Transnet's National Ports Authority (NPA), which runs SA's eight ports, has asked for a 14.4% tariff hike for the 2014/15 financial year, a figure more than double its request last year.
Transnet seeks 14.4% hike in port tariffs

South African port charges are among the highest in the world and have been blamed for eroding the competitiveness of exports.

A recent study published by the Port Regulator of SA found tariffs for the port of Durban to be 874% above the global average for containers. If the government's R1bn port tariff rebate is taken into consideration, that drops to 721%.

According to the NPA, the requested tariff increase, which is more than double the rate of inflation, would be used to fund its extensive capital investment plans. But a portion of the increase could come from a savings fund, potentially lessening the effect on business.

The excessive tariff increase margin credit (ETIMC), a mechanism designed to prevent excessive future yearly tariff increases, could come into play. Higher tariffs had been expected by both the NPA and the regulator because of Transnet's investment drive.

The ports authority has asked the regulator to release R454m of the ETIMC's provisions. This means that it is seeking an average overall tariff adjustment of 8.5%. The facility has a balance of R900m.

Hike of 5.4% rejected

Last years' application for a 5.4% increase was rejected by the regulator, which decided instead that tariffs should drop.

The regulator's decision was in line with government's commitment to providing rebates to exporters of manufactured goods. This includes car manufacturers that have previously complained about prohibitive port charges.

Container export tariffs were cut 43.2%, container imports 14.3%, and vehicle export tariffs 21.1%.

National Association of Automobile Manufacturers of SA (Naamsa) executive manager Norman Lamprecht said logistics was a major constraint for car manufacturers. The industry was responsible for 12.1% of SA's exports and 16.3% of its imports. But Lamprecht said Naamsa had established a good relationship with Transnet that had led to collaboration on a number of fronts.

Exports by the motor industry amounted to R86.9bn last year against imports of US$136.1bn. Car manufacturers are due to benefit from Transnet's move to restructure tariffs to favour value-added and agricultural goods.

Yet there is growing concern over implications of a tariff rise for exporters.
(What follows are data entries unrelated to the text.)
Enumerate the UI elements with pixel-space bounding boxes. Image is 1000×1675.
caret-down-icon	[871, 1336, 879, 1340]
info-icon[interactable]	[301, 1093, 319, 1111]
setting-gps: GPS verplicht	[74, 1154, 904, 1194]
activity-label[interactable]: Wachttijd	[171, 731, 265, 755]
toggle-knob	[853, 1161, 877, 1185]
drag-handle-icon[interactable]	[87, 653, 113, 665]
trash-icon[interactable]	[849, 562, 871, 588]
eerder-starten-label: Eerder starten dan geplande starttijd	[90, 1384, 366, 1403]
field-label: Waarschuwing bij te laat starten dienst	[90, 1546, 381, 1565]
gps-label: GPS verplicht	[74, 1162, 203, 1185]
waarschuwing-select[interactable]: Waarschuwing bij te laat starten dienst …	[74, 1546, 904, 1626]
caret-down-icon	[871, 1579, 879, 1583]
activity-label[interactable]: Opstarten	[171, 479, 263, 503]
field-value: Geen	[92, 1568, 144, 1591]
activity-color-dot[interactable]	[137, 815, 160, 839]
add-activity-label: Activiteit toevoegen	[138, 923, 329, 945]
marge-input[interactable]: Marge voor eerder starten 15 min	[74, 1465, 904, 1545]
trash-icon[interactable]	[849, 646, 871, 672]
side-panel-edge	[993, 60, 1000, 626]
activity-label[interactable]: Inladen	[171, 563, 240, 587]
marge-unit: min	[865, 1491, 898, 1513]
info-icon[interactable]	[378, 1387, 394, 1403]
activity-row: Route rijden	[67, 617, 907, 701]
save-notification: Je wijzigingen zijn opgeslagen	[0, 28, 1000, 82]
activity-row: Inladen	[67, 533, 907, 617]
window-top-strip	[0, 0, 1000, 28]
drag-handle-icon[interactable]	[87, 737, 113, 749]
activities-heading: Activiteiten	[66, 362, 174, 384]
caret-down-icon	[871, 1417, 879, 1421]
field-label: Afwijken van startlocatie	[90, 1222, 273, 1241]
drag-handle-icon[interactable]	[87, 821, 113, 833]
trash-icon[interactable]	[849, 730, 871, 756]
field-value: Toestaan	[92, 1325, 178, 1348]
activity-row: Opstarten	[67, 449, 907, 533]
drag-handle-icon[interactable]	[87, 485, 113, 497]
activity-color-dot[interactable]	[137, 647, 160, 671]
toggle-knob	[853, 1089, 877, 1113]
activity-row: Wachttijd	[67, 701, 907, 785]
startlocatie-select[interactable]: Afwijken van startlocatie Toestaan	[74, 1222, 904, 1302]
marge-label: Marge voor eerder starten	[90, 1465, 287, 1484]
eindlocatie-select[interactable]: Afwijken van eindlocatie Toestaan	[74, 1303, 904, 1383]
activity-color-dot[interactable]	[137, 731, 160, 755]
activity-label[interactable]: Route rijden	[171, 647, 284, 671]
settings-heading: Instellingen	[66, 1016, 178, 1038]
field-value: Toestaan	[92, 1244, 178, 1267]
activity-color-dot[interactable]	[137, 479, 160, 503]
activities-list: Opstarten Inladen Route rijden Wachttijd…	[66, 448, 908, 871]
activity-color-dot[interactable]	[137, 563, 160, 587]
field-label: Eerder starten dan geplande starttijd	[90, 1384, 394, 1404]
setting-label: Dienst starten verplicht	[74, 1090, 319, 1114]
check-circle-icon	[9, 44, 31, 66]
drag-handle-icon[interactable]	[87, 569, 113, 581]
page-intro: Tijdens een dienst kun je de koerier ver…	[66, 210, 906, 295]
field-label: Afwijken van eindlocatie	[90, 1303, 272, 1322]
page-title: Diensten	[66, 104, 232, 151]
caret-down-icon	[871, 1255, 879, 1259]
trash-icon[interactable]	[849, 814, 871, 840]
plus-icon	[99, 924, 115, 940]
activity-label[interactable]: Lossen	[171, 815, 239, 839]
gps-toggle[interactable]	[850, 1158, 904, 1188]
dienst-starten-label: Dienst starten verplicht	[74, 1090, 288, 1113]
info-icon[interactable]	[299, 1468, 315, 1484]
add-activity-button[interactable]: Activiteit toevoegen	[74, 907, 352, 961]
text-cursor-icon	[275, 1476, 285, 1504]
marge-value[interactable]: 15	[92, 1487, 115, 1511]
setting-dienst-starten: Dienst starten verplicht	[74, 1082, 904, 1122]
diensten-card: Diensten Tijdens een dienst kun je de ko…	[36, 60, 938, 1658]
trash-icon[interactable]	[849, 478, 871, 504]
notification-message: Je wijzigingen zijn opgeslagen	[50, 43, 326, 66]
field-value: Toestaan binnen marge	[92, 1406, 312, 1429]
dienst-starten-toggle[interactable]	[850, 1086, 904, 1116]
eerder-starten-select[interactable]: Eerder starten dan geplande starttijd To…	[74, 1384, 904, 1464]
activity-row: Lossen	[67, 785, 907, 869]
A source in the steel export industry said the proposed increase joined a growing list of rocketing administered prices, making it increasingly difficult for local companies to compete abroad.

He also said South African firms could not pass price increases on to their customers if they still wanted to remain internationally competitive.

But the NPA said the 8.5% increase was consistent with what it had previously asked for. In its previous tariff application, it said that an 8.5% a year increase between next year and 2018 would sustain the organisation during its capital investment drive.